Der Anhang enthält in sieben Kapitel und etwa 50 Seiten schließlich Informationen über Aranien nach dem „Schleierfall“, in denen das Schicksal vieler wichtiger Personen Araniens fortgeschrieben wie auch die oronische Verschwörung thematisiert wird. Dazu werden neue Artefakte wie auch wichtige Personen beschrieben und mit Werten versehen, die Zeit zwischen „Schleiertanz“ und „Schleierfall“ beschrieben und durch ein ausführliches Personenregister, Hintergrundinfos zu Aranien sowie Stadtkarten abgerundet.   
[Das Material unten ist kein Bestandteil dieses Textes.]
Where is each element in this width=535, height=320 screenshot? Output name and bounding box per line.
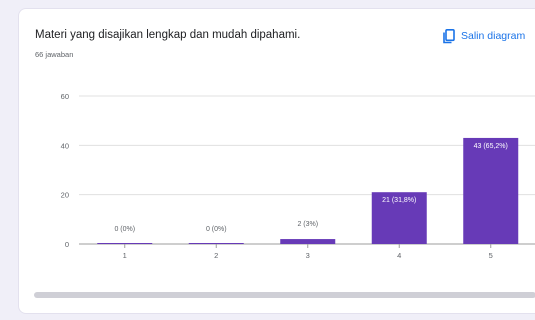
- chart-title: Materi yang disajikan lengkap dan mudah …: [35, 29, 301, 41]
- bar: [188, 243, 244, 244]
- x-tick-label: 2: [214, 251, 218, 260]
- data-label: 2 (3%): [297, 221, 318, 228]
- x-tick-label: 1: [123, 251, 127, 260]
- copy-chart-button[interactable]: Salin diagram: [443, 25, 535, 47]
- chart-card: Materi yang disajikan lengkap dan mudah …: [18, 8, 535, 314]
- y-tick-label: 20: [61, 191, 69, 200]
- scrollbar-thumb[interactable]: [34, 292, 535, 298]
- data-label: 0 (0%): [206, 226, 227, 233]
- bar: [463, 137, 519, 244]
- x-tick-label: 4: [397, 251, 401, 260]
- horizontal-scrollbar[interactable]: [34, 292, 535, 298]
- x-tick-label: 3: [306, 251, 310, 260]
- y-tick-label: 0: [65, 240, 69, 249]
- bar: [97, 243, 153, 244]
- response-count: 66 jawaban: [35, 50, 74, 59]
- bar: [371, 192, 427, 244]
- y-tick-label: 60: [61, 92, 69, 101]
- x-tick-label: 5: [489, 251, 493, 260]
- copy-icon: [443, 28, 455, 44]
- y-tick-label: 40: [61, 141, 69, 150]
- data-label: 0 (0%): [114, 226, 135, 233]
- bar: [280, 239, 336, 244]
- data-label: 43 (65,2%): [474, 143, 508, 150]
- copy-chart-label: Salin diagram: [461, 30, 526, 42]
- data-label: 21 (31,8%): [382, 197, 416, 204]
- bar-chart: 0 20 40 60 0 (0%) 1 0 (0%) 2 2 (3%) 3 21 (31,8%) 4 4…: [61, 92, 535, 260]
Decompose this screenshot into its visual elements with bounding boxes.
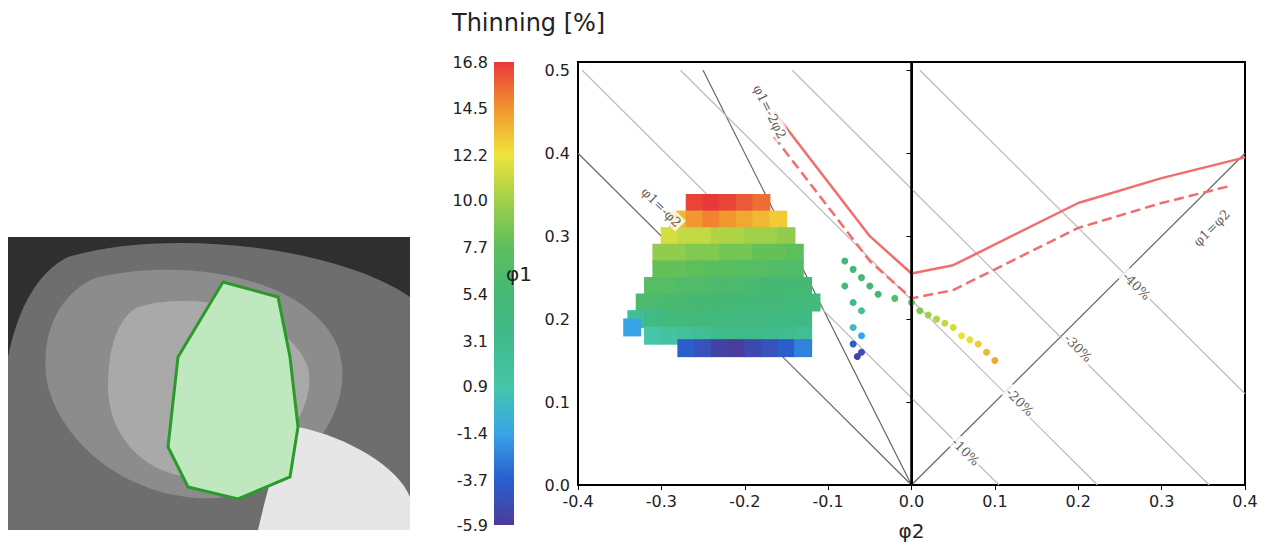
svg-text:-0.2: -0.2 — [729, 492, 760, 511]
svg-text:0.4: 0.4 — [1232, 492, 1257, 511]
svg-text:-0.3: -0.3 — [646, 492, 677, 511]
svg-text:φ2: φ2 — [899, 519, 925, 543]
svg-text:0.3: 0.3 — [1149, 492, 1174, 511]
svg-text:14.5: 14.5 — [452, 99, 488, 118]
svg-text:0.5: 0.5 — [545, 61, 570, 80]
svg-text:0.3: 0.3 — [545, 227, 570, 246]
svg-text:0.2: 0.2 — [545, 310, 570, 329]
svg-text:-3.7: -3.7 — [457, 471, 488, 490]
svg-text:-30%: -30% — [1061, 331, 1095, 365]
svg-text:-10%: -10% — [949, 435, 983, 469]
svg-text:φ1=-2φ2: φ1=-2φ2 — [750, 82, 790, 141]
svg-text:0.0: 0.0 — [544, 475, 570, 495]
svg-text:0.0: 0.0 — [899, 492, 924, 511]
svg-text:0.2: 0.2 — [1066, 492, 1091, 511]
svg-text:φ1=φ2: φ1=φ2 — [1190, 206, 1233, 249]
svg-text:10.0: 10.0 — [452, 191, 488, 210]
svg-text:φ1=-φ2: φ1=-φ2 — [638, 184, 684, 230]
svg-text:-20%: -20% — [1003, 385, 1037, 419]
svg-text:Thinning [%]: Thinning [%] — [451, 9, 605, 37]
svg-text:16.8: 16.8 — [452, 53, 488, 72]
svg-text:-40%: -40% — [1120, 269, 1154, 303]
svg-text:0.1: 0.1 — [545, 393, 570, 412]
svg-text:-0.4: -0.4 — [562, 492, 593, 511]
svg-text:0.4: 0.4 — [545, 144, 570, 163]
svg-text:12.2: 12.2 — [452, 146, 488, 165]
svg-text:0.9: 0.9 — [463, 377, 488, 396]
svg-text:0.1: 0.1 — [982, 492, 1007, 511]
svg-text:φ1: φ1 — [506, 262, 532, 286]
svg-text:3.1: 3.1 — [463, 332, 488, 351]
svg-text:-0.1: -0.1 — [813, 492, 844, 511]
svg-text:7.7: 7.7 — [463, 238, 488, 257]
svg-text:-5.9: -5.9 — [457, 516, 488, 535]
svg-text:-1.4: -1.4 — [457, 424, 488, 443]
svg-text:5.4: 5.4 — [463, 285, 488, 304]
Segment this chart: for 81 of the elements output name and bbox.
Kritik: Aufmachung, Layout, Inhalt

Am Layout und der gesamten Aufmachung gibt es wenig zu meckern: Wieder ein schönes Cover, was sogar den Antagonisten zeigt, mehrere – zum Teil neue und wie fast immer exzellente – Stadtkarten und ein umfangreicher Anhang mit den wichtigsten Nichtspielercharakteren, Personenregister und vieles mehr. Es hätten vielleicht noch die eine oder andere Illustration mehr sein können, dafür gibt es zu sehr vielen wichtigen Handlungspersonen Charakterportraits oder sogar Ganzkörperbilder, was beides im Spiel hilfreich ist und den Spielern etwas Greifbares gibt. Leider mangelt es aber ansonsten mal wieder an sonstigen Karten für Gebäude oder Orte, die komplett fehlen, obwohl mit zwei Klostern, einer Bibliothek und Palästen durchaus wichtige Handlungsorte wenigstens skizziert werden hätten können, da die Helden dort zum Teil längere Abschnitte verbringen. Hier ist der Spielleiter dann selbst gezwungen, etwas anhand der Beschreibungen zu entwerfen, wofür das Abenteuer da sein sollte.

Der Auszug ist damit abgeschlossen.